Key reasons for AMZN lagging the market
$AMZN – Amazon’s stock has been in a bit of a rut lately. Year-to-date, it’s up a modest 4.6%, significantly trailing the S&P 500’s 16.8% gain and most of its “Magnificent Seven” peers. This lack of momentum feels stark, especially after a post-earnings pop in late October. Some context on why the stock is lagging –
1. AI and Infrastructure Capex Overload: The company guided for ~$125 billion in capital expenditures for 2025—up over 40% from prior years—with most tied to AI builds. This has led to a cash crunch: free cash flow plunged in recent quarters, and AWS operating margins dipped to 32.9% in Q2 from 39.5% in Q1 due to higher depreciation, stock-based comp, and forex hits.

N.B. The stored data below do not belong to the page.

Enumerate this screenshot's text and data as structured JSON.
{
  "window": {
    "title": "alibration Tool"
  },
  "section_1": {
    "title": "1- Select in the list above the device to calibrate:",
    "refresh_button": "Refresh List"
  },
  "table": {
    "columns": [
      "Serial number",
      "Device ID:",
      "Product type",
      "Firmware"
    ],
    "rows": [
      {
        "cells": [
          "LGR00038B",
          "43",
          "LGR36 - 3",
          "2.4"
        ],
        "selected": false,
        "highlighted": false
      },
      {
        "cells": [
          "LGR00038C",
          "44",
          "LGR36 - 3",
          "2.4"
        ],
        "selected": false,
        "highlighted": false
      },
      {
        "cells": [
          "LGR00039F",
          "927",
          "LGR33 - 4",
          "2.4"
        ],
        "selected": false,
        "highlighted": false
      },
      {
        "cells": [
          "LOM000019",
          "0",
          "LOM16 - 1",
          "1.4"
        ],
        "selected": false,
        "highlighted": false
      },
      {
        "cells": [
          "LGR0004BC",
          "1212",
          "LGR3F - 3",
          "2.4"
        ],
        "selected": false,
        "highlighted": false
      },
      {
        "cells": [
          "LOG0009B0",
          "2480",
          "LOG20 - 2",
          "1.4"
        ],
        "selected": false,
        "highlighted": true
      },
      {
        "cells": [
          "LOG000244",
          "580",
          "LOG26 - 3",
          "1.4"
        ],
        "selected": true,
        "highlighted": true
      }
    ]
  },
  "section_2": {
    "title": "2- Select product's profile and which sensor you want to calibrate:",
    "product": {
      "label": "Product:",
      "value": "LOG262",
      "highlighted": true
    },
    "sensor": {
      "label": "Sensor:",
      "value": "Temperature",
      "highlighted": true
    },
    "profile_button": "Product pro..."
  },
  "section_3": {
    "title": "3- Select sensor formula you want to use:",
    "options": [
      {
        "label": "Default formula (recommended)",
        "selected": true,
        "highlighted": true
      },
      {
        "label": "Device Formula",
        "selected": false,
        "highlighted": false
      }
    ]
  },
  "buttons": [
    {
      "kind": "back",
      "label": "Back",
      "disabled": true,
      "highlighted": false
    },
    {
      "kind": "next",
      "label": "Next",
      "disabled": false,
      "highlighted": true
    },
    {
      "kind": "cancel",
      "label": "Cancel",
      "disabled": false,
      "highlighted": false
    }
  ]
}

2. AWS Growth Lagging Competitors AWS remains Amazon’s profit powerhouse (17% of revenue but ~50% of operating income), but its growth has cooled to 17-20% year-over-year—below Microsoft’s Azure (39%) and Google Cloud (32%) in recent quarters. Q3 brought a rebound to 20% growth (the highest since late 2022), boosted by deals like the $38B, seven-year OpenAI pact for Nvidia GPUs. Still, the perception of Amazon playing catch-up in the AI arms race has fueled selling—especially as the broader tech sector rotates away from hyperscalers amid high valuations.
3. Regulatory Headwinds and Legal Bills Amazon’s facing a barrage of scrutiny that’s eroding confidence. In September, it settled a $2.5B FTC lawsuit over Prime practices, removing some overhang but highlighting ongoing antitrust risks. November brought fresh EU probes under the Digital Markets Act, potentially labeling AWS a “gatekeeper” and slapping on fines or compliance costs.
4. E-Commerce Pressures and Broader Market Sentiment The retail side (74% of revenue) grew a solid 10% in Q3, but it’s under fire from low-cost disruptors like Temu and Shein, who snag 50% of U.S. shoppers with dirt-cheap imports. Amazon’s “Haul” initiative to counter them has flopped so far, though potential tariffs could help. Add in tepid top-line guidance (Q3 missed Street estimates slightly) and a high P/E ratio (35x forward earnings), and the stock’s become a relative value trap versus peers.